We've had a SECURUS box here for a while now, and it has been a good deterrent, and also bailed us out of a small number of situations where students have entered 'inappropriate' comments and language on various forums. In those cases, being able to identify the time\date\user has been a real boon. Catching those cases has /significantly/ improved the deterrent value.
As an aside, we've been using Teksys here for a number of years now, and it's almost like you guys are describing a different company... I have had nothing but excellent service from them and would have no hesitation in recommending them to anyone. They have been involved in several different projects here, and all the engineers have been efficient and happy to help with any aspect of the projects (as long as it's been reasonably relevant!).

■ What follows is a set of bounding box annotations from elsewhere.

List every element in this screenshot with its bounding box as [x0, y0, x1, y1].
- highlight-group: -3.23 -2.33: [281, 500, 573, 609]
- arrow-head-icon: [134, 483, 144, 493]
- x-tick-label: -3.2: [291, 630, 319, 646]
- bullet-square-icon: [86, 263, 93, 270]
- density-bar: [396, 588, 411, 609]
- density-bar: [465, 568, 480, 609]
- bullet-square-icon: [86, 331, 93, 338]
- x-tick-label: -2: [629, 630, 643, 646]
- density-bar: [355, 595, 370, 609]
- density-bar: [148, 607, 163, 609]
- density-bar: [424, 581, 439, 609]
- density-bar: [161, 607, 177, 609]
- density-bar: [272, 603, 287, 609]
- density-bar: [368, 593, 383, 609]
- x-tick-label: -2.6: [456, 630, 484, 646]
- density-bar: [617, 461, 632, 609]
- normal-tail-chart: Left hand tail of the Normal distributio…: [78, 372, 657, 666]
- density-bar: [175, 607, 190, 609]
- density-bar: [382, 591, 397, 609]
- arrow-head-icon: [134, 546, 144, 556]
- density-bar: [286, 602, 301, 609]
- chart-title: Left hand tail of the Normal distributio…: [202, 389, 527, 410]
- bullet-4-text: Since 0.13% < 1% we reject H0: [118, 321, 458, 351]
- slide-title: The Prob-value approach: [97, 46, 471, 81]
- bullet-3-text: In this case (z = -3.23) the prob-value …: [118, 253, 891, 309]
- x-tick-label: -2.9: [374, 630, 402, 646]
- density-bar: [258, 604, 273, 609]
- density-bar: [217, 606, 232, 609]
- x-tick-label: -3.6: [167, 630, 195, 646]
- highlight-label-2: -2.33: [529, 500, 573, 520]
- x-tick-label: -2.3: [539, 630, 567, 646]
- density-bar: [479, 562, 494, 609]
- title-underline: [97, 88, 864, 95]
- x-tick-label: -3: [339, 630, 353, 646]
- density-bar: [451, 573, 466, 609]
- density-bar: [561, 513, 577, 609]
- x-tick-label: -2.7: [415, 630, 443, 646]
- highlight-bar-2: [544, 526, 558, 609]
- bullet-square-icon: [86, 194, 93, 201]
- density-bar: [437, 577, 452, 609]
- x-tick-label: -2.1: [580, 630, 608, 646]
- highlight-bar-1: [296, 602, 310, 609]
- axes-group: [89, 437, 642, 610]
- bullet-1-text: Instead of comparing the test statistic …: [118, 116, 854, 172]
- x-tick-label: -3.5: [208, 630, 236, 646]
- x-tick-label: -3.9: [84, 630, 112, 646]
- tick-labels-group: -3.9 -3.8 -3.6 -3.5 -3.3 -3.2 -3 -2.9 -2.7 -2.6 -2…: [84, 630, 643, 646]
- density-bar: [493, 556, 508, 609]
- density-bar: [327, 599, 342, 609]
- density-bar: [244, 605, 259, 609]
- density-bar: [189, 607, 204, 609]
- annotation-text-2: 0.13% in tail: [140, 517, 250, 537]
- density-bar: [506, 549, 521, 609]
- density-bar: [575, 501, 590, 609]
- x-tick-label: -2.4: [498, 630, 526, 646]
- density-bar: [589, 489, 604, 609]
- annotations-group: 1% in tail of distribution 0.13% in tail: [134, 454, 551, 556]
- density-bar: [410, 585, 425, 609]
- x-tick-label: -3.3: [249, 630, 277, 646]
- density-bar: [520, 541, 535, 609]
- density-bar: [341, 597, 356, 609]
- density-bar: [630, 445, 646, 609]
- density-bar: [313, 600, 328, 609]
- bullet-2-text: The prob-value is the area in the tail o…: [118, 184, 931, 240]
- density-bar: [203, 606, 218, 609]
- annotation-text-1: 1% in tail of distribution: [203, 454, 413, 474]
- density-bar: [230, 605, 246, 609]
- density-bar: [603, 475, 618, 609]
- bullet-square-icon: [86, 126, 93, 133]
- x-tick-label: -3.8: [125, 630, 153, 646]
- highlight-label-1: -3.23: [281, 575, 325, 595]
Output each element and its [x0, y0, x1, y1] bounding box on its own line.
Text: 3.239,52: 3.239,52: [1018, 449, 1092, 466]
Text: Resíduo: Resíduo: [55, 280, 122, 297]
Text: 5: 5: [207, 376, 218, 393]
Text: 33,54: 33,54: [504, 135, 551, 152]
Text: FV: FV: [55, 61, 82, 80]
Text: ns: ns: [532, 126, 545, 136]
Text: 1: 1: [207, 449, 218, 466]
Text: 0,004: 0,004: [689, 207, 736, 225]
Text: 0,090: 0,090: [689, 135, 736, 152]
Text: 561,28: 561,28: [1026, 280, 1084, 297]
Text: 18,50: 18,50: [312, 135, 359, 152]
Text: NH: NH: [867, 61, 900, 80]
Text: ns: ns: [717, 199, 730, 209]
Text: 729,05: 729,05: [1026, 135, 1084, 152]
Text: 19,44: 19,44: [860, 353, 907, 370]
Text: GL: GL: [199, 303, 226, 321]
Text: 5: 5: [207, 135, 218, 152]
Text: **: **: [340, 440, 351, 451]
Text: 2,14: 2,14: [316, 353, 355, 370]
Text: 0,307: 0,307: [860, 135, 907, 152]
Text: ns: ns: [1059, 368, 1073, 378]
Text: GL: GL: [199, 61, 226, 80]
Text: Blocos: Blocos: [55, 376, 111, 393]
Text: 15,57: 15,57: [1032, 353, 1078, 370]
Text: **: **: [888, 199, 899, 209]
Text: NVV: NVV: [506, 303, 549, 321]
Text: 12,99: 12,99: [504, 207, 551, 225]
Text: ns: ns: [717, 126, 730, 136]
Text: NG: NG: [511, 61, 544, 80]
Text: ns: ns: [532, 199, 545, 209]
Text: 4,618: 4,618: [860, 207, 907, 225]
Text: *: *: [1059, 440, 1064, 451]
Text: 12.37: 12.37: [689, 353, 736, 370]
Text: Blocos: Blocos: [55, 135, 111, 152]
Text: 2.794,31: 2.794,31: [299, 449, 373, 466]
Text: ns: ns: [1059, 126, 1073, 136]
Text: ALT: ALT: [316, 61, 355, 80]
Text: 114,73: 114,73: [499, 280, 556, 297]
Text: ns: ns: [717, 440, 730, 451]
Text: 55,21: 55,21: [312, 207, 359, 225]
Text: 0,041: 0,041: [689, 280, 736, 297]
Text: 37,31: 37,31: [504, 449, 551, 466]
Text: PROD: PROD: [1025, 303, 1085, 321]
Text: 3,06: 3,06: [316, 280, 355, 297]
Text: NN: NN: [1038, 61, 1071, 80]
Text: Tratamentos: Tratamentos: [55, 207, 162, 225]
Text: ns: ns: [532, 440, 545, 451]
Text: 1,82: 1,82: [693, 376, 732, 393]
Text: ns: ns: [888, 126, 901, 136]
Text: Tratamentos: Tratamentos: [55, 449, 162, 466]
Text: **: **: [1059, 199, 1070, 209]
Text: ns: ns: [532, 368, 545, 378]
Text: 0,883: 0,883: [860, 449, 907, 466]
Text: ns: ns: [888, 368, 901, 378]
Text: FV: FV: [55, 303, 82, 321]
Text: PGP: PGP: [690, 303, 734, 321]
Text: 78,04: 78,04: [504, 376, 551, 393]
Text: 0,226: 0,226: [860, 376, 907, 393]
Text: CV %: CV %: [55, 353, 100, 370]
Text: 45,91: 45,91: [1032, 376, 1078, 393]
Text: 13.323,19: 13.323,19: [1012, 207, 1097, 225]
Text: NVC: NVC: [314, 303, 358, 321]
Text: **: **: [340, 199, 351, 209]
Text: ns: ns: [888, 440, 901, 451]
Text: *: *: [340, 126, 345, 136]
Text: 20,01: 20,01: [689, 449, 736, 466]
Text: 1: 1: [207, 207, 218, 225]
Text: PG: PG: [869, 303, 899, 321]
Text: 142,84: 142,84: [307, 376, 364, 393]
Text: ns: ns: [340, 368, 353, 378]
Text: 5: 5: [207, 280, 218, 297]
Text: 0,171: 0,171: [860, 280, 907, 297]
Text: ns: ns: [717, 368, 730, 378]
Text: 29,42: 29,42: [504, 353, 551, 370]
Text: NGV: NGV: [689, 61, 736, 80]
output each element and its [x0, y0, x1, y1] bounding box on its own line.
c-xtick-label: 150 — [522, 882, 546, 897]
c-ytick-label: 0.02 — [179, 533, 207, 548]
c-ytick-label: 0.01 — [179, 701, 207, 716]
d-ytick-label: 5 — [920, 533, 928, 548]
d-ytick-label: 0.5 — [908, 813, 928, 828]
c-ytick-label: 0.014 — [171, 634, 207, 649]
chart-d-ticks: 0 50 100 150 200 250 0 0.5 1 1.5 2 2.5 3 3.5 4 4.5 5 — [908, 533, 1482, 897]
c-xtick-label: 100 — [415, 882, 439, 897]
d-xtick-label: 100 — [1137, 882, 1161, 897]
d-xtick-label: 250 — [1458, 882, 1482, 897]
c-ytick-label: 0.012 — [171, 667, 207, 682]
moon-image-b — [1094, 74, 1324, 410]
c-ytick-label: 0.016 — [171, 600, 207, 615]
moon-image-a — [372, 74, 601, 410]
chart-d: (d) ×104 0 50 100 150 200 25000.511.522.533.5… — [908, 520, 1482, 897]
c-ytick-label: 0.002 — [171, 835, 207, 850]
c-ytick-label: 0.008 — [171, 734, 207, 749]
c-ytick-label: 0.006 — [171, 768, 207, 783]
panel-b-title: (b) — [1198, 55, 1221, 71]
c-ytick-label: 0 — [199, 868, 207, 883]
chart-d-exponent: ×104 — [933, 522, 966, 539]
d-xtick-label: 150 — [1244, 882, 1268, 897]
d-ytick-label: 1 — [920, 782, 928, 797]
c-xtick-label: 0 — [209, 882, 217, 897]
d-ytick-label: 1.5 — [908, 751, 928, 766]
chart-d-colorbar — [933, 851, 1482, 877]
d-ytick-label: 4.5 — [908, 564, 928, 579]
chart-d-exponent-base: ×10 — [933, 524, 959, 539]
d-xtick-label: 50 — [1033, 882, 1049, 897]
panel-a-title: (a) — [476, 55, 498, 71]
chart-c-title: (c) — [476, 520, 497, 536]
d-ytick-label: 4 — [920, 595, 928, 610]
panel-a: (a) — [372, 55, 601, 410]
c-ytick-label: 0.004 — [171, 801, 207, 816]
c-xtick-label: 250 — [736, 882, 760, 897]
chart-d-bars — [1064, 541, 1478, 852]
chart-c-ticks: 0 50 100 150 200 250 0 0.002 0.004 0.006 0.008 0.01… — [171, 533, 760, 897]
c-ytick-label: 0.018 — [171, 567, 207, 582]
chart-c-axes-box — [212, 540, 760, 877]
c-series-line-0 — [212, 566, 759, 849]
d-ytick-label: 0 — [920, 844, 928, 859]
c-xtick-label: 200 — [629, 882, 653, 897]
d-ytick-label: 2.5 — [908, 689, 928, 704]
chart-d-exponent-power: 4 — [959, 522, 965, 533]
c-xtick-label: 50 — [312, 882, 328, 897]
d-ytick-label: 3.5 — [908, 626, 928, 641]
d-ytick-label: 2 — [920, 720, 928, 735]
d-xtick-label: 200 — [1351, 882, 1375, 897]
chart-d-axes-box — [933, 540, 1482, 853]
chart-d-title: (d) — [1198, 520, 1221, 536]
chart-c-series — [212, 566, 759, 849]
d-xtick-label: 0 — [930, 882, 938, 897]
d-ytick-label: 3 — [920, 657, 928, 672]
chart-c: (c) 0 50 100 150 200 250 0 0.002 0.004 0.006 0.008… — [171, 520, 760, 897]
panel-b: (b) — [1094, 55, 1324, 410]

I have to admit I've been trialing the Securus software for about two weeks and it does pick up an awful lot of false positives but I would rather have that than no results at all. As you've said making sure it isn't an embedded word would help cut down these and another feature in the next release is for the program to onlly "Allow" programs you've given in a list unlike the current revision which is a "Deny" programs which as most of you know is a real pain to get on top of! It will also flag up programs people try running (In the new release) which is good! I trialed Forensic Software and this was a very nice program too, but I think Securus may just have a few more useful features both don't go overboard and add features just for the sake of it though so presently both are very nie to use and of course simple to navigate which is a bonus when trying to sift through all of the information presented to you.
I would also agree its not for everyone I have to admit I'm not sure it's needed here presently but time will of course tell!
This threadhas taken my intrest, as I have background in forensic computing. To label a piece of software "forensic" it must comply with a number of protocols laid down by a number of governing bodies inluding the law. and the methology of obtaing the "data" also is subject to specific protocols.
The ability to monitor activity upon a network does not under any circumstances conform to "forensic investigation" in my work i have had to perform forensic investigations and give evidence in court, and justify every action i do. It is a science in itself and it has taken me years to be respected in this field.
Lets have a little question,
"you have been called out to sieze a computer that has been used in a crime, you are accomanied by police tothe house where upon entry the pc is on and logged on to the internet. under the ACPO how do you make the PC "safe" for forensic investigation.
Ill tel you its a windows XP home edition (depending on the OS depends also whayou do.
1. close ie and logoff, then shut down
2. go start>shutdown
3. ask the accused to logoff
4. pull the plug
5. go to the internet temp internet history and record activity straight in you notebook.
Graceful logoff & shutdown will modify the state of the (file) system. It might even be set to secure wipe history, page files and the like. And I can't see how you can do *anything* prior to that without altering the state of the system and being open to claims of tampering etc. I suppose it would be a bit of a downer if the owner/user happened to have their plausibly deniable virtual disk open at that point, but..
Anyway what's the answer (why and why not the others)?